At about 9 a.m. on Tuesday last week (19th April) I was peacefully washing the breakfast dishes, when I was suddenly struck with an appalling pain on the left side of my abdomen just above the hip. In the next hour I vomited 3 times and the pain just got worse. I rang 111 who called an ambulance for me. It arrived within 10 minutes and the crew were exemplary, both fully professional and very kind, as was every member of staff I encountered over the next few days from the cleaners to the consultants. I was taken to my local hospital, the Whittington, where a CT scan revealed bleeding round my kidney. I was transferred to the Royal Free as they have a Urology Department. They found that a benign tumour on my kidney was bleeding quite badly. They recommended blocking the artery responsible to prevent it happening again as this would be less damaging than actually removing the tumour, so I agreed and had the procedure, awake throughout. I had a few days in hospital being monitored every hour, then a couple of days with my daughter. I'm now at home recovering.

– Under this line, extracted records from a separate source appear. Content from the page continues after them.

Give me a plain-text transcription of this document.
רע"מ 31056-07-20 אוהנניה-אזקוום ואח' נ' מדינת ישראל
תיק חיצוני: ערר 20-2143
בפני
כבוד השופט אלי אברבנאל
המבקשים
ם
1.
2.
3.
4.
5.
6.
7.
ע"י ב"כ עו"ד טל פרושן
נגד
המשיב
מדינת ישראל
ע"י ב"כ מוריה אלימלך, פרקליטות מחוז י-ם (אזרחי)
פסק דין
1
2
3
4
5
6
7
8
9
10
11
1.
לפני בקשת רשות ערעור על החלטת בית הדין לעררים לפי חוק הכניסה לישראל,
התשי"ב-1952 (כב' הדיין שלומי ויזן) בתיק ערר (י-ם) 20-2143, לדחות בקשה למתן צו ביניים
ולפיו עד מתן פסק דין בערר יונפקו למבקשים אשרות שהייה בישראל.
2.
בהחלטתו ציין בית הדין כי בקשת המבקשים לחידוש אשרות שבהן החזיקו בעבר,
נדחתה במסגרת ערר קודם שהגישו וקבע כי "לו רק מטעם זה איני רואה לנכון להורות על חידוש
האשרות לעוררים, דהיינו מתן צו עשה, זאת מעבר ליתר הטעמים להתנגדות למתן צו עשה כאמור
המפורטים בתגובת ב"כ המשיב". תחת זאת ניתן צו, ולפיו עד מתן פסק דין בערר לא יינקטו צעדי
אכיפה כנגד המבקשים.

All brilliant, but my opinion of the Royal Free is mixed, because yesterday I had a letter from the Rheumatology Department cancelling my appointment for 18th May. I had already had my last appointment in December cancelled. They are now offering me an appointment in April 2023! Actually I was pleased that my medical emergency didn't cause any kind of flare in my GCA or PMR, and I'd be happy just to tick over on a very low dose of pred, but I do need advice about Methotrexate. I have taken the decision to reduce from the prescribed 15 mg per week to 10 mg, but don't feel confident enough to take it further. My GP won't advise as it was prescribed by the hospital. After my December appointment was cancelled, I was going to write to my consultant, but never got round to it. This time I really must ask her if I'm okay to discontinue MTX. I want my treatment to be released to the GP as well, or to another hospital, but I've a feeling they're all in a similar state. I went to the Royal Free rather than the Whittington in the first place because their next available appointment was a lot sooner.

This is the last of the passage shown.